Ma relation avec la danse est également très forte. J’avais déjà une troupe de danse théâtre, et ma construction de comédien est très physique. Le corps est ma voie d’accès aux émotions et aux rythmes. J’ai aussi une relation étroite avec la musique, j’ai composé, joué des concerts avec un groupe de brega et je continue de développer des projets où je travaille sur différents fronts.
Ce n’est pas simple. Il y a eu des moments où j’ai atteint l’épuisement. Pendant un moment, j’ai fait des concerts avec Nivaldo Rosa, un de mes alter ego en tant que chanteur ringard. J’ai composé, réfléchi à l’esthétique, produit, vendu les spectacles et réfléchi à l’enchaînement des chansons. J’arrivais souvent au salon épuisé. Durant cette période, il produit également Crônica de um Paraíso Fantástico, un spectacle basé sur le clown, avec des influences de l’expressionnisme allemand des années 1920. Il dirige également le projet Bandos de Clowns, qui opère dans les hôpitaux publics de Rio de Janeiro, en partenariat avec.
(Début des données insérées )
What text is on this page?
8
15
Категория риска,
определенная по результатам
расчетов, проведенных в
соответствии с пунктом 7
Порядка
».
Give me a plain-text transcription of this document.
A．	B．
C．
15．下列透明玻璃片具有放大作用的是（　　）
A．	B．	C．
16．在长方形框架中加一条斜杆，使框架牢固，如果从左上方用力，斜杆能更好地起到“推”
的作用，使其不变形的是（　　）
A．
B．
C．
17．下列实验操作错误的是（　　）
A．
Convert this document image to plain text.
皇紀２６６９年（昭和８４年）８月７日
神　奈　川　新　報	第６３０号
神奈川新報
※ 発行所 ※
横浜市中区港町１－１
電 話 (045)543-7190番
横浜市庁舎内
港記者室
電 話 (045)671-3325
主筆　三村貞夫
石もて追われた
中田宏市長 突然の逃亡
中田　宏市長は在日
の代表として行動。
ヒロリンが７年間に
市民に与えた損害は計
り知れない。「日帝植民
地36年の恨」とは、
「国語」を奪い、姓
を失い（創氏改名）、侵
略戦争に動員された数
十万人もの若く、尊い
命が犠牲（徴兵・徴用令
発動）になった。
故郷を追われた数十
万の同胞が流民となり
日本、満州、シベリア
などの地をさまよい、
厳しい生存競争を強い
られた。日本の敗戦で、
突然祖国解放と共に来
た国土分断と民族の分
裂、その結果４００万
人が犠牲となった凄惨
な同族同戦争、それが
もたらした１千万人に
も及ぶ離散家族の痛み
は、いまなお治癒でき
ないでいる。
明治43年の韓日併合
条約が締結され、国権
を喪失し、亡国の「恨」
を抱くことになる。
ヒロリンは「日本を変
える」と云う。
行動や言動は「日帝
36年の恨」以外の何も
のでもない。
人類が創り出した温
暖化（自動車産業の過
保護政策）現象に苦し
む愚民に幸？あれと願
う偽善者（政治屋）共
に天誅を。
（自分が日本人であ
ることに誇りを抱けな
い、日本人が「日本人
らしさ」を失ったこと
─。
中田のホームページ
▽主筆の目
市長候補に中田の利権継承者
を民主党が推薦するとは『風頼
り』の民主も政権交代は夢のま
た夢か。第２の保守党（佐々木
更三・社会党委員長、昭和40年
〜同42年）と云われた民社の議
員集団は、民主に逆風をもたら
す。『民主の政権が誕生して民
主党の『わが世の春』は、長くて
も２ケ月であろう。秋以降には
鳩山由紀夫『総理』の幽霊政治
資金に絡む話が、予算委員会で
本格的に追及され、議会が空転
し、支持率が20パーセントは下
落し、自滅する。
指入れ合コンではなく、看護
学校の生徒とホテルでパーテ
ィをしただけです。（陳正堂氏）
Doutores du Bonheur.
J’ai atteint un point d’épuisement, je ne pouvais plus tout gérer. J’ai arrêté de faire le spectacle Nivaldo Rosa et j’ai suspendu Crônica de um Paraíso Fantástico. C’est alors que j’ai décidé de faire un master à l’Unirio, dans le cadre du programme postuniversitaire de théâtre, avec des recherches axées sur le cinéma, en étudiant des films qui oscillent entre fiction et documentaire. Durant cette période, j’ai également réalisé mon premier long métrage, Somos Vivos, un projet de Canal Brasil en partenariat avec AK Vídeo. Ce film est très spécial pour moi.
Aujourd’hui, après cette période d’épuisement, je peux gérer mes activités plus sereinement. A 40 ans, j’ai plus de maturité pour mieux sélectionner les projets, en évitant de tout faire en même temps. Je fais encore beaucoup de choses, mais avec moins d’intensité qu’avant.